I was watching the worlds time trial champs last week and Marcus Backsted was providing the commentary. It was an out and back course with a howling back wind on the return leg and they were hitting 70 to 80 kmh on the flat. Marcus was pointing out that it is easy to work power on uphill efforts but really hard to sustain your power when you are going downhill. He was suggesting motor pacing for this and trying to pedal fast rather than over gearing it.If this is not an option you find a half mile straight bit of road which goes slightly down hill. Ride as hard you can try different gear options spinning or grinding. Slowly pedal back between goes.Also you do efforts going the other way trying remain seated.
Quote from: Liamhutch89 on September 30, 2020, 12:27:31 pmAs a climber I rarely get arm/hand pump when friends are complaining of it. Then why do you ever fall off routes?
This should say: 'As a climber who has well conditioned forearms compared to a non climber, I rarely get arm/hand pump whilst riding an average DH track where most people would get some/more arm pump'
When I was training with Gym Jones
Short duration interval training on a stationary bike or turbo trainer.
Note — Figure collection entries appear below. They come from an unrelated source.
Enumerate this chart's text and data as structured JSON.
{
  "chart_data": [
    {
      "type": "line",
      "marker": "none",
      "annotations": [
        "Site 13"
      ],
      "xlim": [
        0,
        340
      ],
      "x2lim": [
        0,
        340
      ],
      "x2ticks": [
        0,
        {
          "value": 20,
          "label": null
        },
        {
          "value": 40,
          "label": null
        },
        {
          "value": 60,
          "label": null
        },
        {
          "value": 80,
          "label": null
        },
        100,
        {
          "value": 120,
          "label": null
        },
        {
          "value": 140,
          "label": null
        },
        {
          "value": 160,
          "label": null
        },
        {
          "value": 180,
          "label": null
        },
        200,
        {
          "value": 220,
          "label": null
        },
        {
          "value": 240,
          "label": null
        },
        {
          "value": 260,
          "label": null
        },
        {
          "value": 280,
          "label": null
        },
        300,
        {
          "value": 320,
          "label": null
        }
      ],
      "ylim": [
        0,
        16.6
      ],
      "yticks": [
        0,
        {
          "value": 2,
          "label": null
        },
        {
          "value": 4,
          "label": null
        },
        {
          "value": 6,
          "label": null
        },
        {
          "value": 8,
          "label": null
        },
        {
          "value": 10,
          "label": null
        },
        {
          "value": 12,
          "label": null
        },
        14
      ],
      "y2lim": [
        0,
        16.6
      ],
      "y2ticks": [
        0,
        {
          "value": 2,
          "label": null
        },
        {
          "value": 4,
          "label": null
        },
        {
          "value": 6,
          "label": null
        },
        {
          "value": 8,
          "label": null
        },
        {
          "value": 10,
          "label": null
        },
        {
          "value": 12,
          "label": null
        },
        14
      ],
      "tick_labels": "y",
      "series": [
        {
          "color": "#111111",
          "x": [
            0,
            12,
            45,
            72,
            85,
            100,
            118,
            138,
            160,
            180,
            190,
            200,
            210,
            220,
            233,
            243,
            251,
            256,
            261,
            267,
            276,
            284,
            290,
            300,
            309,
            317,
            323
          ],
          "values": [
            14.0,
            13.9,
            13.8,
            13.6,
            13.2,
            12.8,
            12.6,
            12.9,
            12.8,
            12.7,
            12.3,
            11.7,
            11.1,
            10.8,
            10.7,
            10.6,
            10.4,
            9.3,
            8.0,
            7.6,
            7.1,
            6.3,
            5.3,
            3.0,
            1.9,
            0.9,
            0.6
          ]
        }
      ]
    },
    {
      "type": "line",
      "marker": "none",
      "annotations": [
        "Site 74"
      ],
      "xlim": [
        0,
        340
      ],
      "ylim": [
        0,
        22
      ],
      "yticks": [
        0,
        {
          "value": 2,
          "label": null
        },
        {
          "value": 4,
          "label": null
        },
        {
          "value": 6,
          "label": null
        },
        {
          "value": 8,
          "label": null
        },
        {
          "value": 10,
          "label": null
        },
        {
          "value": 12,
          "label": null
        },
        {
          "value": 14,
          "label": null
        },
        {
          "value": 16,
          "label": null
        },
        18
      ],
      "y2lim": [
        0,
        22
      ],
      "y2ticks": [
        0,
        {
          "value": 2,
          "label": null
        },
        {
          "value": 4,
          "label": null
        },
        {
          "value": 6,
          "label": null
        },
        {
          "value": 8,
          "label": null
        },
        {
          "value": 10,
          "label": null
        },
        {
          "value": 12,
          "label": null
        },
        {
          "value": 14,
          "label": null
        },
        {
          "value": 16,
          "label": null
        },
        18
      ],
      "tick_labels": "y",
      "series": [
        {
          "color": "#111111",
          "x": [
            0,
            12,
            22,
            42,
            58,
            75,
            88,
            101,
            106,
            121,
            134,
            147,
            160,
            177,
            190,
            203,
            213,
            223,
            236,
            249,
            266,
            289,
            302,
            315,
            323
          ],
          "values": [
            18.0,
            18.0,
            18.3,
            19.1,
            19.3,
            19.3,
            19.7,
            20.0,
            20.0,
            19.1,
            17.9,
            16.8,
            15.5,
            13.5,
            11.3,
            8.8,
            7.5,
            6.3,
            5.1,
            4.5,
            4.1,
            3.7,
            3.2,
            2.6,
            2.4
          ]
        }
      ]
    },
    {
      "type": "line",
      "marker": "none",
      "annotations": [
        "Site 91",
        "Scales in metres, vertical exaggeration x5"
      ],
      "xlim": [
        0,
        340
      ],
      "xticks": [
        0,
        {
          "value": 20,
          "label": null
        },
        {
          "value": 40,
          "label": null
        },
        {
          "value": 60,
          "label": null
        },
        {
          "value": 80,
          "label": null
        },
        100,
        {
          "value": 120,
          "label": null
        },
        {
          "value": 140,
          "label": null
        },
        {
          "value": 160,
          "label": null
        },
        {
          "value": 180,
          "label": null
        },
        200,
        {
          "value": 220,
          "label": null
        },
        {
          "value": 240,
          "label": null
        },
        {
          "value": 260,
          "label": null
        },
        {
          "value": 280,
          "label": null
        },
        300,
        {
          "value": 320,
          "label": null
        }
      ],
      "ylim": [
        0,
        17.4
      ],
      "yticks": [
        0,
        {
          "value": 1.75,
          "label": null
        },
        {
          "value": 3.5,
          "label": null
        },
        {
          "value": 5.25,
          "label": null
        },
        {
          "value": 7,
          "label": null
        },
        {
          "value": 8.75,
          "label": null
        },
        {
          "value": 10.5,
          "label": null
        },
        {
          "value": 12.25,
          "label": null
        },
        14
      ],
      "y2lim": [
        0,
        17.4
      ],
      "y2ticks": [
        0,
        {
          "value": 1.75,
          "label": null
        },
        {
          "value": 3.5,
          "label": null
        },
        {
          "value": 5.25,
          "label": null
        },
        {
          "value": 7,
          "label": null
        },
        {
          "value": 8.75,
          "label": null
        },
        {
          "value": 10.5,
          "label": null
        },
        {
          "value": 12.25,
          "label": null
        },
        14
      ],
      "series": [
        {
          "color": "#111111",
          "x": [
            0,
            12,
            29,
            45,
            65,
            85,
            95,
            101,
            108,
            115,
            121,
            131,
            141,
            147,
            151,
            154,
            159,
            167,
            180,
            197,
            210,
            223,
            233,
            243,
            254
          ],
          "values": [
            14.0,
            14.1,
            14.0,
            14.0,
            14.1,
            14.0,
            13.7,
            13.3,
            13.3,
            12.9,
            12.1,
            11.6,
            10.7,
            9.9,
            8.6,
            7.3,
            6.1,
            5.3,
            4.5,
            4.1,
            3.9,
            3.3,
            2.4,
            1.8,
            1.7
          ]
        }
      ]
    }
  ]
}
Unless I'm misunderstanding, the problem with anything running related in this case is specificity. Running training in most of its forms gets you good at one thing - running. ...There might be some aerobic benefit of running for you, but I'm not sure it's most efficient way of improving.
As someone else mentioned, check out Ben Cathro's videos - he's been putting a lot of effort into fitness and training.